The number of samples per time series used to calculate metrics on test accuracy. This hyperparameter doesn't have any influence on training or on the final model (specifically, the model can be queried with a different number of samples). This hyperparameter affects only the reported accuracy scores on the test channel after training. Smaller values result in faster evaluation, but the evaluation scores are worse and less certain. When evaluating with higher quantiles, for example, 0.95, consider increasing the number of evaluation samples.

Required

No

Valid values

Integer

Default value

100

Tune DeepAR+ Models

To tune Amazon Forecast DeepAR+ models, follow these recommendations for optimizing the training process and hardware configuration.

Best Practices for Process Optimization

To achieve the best results, follow these recommendations:

  • Except when splitting the training and testing datasets, always provide entire time series for training and testing, and when calling the model for inference. Regardless of how you set context_length, don't divide the time series or provide only a part of it. The model will use data points further back than context_length for the lagged values feature.

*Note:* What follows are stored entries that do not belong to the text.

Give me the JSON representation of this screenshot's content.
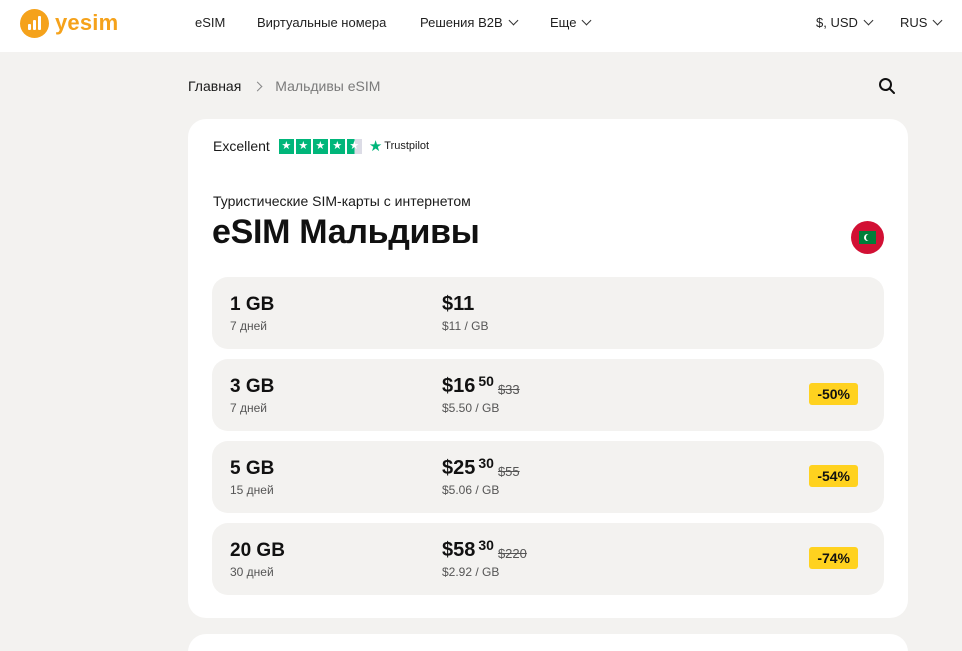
{
  "brand": {
    "name": "yesim",
    "color": "#f5a21b"
  },
  "nav": {
    "esim": "eSIM",
    "virtual_numbers": "Виртуальные номера",
    "b2b": "Решения B2B",
    "more": "Еще",
    "currency": "$, USD",
    "language": "RUS"
  },
  "breadcrumb": {
    "home": "Главная",
    "current": "Мальдивы eSIM"
  },
  "trustpilot": {
    "rating_label": "Excellent",
    "brand": "Trustpilot",
    "stars": 4.5
  },
  "page": {
    "subtitle": "Туристические SIM-карты с интернетом",
    "title": "eSIM Мальдивы"
  },
  "plans": [
    {
      "data": "1 GB",
      "days": "7 дней",
      "price": "$11",
      "cents": "",
      "old_price": "",
      "per_gb": "$11 / GB",
      "discount": ""
    },
    {
      "data": "3 GB",
      "days": "7 дней",
      "price": "$16",
      "cents": "50",
      "old_price": "$33",
      "per_gb": "$5.50 / GB",
      "discount": "-50%"
    },
    {
      "data": "5 GB",
      "days": "15 дней",
      "price": "$25",
      "cents": "30",
      "old_price": "$55",
      "per_gb": "$5.06 / GB",
      "discount": "-54%"
    },
    {
      "data": "20 GB",
      "days": "30 дней",
      "price": "$58",
      "cents": "30",
      "old_price": "$220",
      "per_gb": "$2.92 / GB",
      "discount": "-74%"
    }
  ],
  "colors": {
    "background": "#f3f2f0",
    "trustpilot_green": "#00b67a",
    "discount_yellow": "#ffd21f"
  },
  "icons": {
    "search": "search-icon",
    "flag": "maldives-flag-icon"
  }
}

  • For model tuning, you can split the dataset into training and testing datasets. In a typical evaluation scenario, you should test the model on the same time series used in training, but on the future prediction_length time points immediately after the last time point visible during training. To create training and testing datasets that satisfy these criteria, use the entire dataset (all of the time series) as a testing dataset and remove the last prediction_length points from each time series for training. This way, during training, the model doesn't see the target values for time points on which it is evaluated during testing. In the test phase, the last prediction_length points of each time series in the testing dataset are withheld and a prediction is generated. The forecast is then compared with the actual values for the last prediction_length points. You can create more complex evaluations by repeating time series multiple times in the testing dataset, but cutting them off at different end points. This produces accuracy metrics that are averaged over multiple forecasts from different time points.

  • Avoid using very large values (> 400) for the prediction_length because this slows down the model slow and makes it less accurate. If you want to forecast further into the future, consider aggregating to a higher frequency. For example, use 5min instead of 1min.

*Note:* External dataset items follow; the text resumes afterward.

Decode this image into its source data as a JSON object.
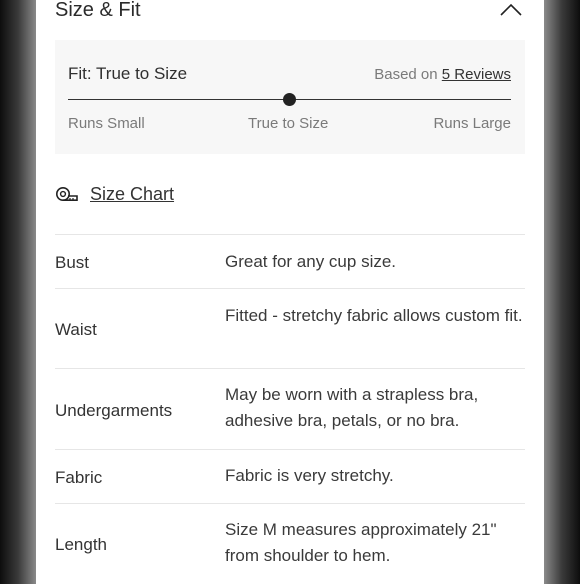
{
  "section": {
    "title": "Size & Fit",
    "collapse_icon": "chevron-up-icon"
  },
  "fit": {
    "label": "Fit: True to Size",
    "based_on_prefix": "Based on",
    "reviews_link": "5 Reviews",
    "slider_position": 0.5,
    "scale": {
      "left": "Runs Small",
      "middle": "True to Size",
      "right": "Runs Large"
    }
  },
  "size_chart": {
    "icon": "measuring-tape-icon",
    "label": "Size Chart"
  },
  "details": [
    {
      "label": "Bust",
      "value": "Great for any cup size."
    },
    {
      "label": "Waist",
      "value": "Fitted - stretchy fabric allows custom fit."
    },
    {
      "label": "Undergarments",
      "value": "May be worn with a strapless bra, adhesive bra, petals, or no bra."
    },
    {
      "label": "Fabric",
      "value": "Fabric is very stretchy."
    },
    {
      "label": "Length",
      "value": "Size M measures approximately 21\" from shoulder to hem."
    }
  ]
}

  • Because of lags, the model can look further back than context_length. Therefore, you don't have to set this parameter to a large value. A good starting point for this parameter is the same value as the prediction_length.

  • Train DeepAR+ models with as many time series as are available. Although a DeepAR+ model trained on a single time series might already work well, standard forecasting methods such as ARIMA or ETS might be more accurate and are more tailored to this use case. DeepAR+ starts to outperform the standard methods when your dataset contains hundreds of related time series.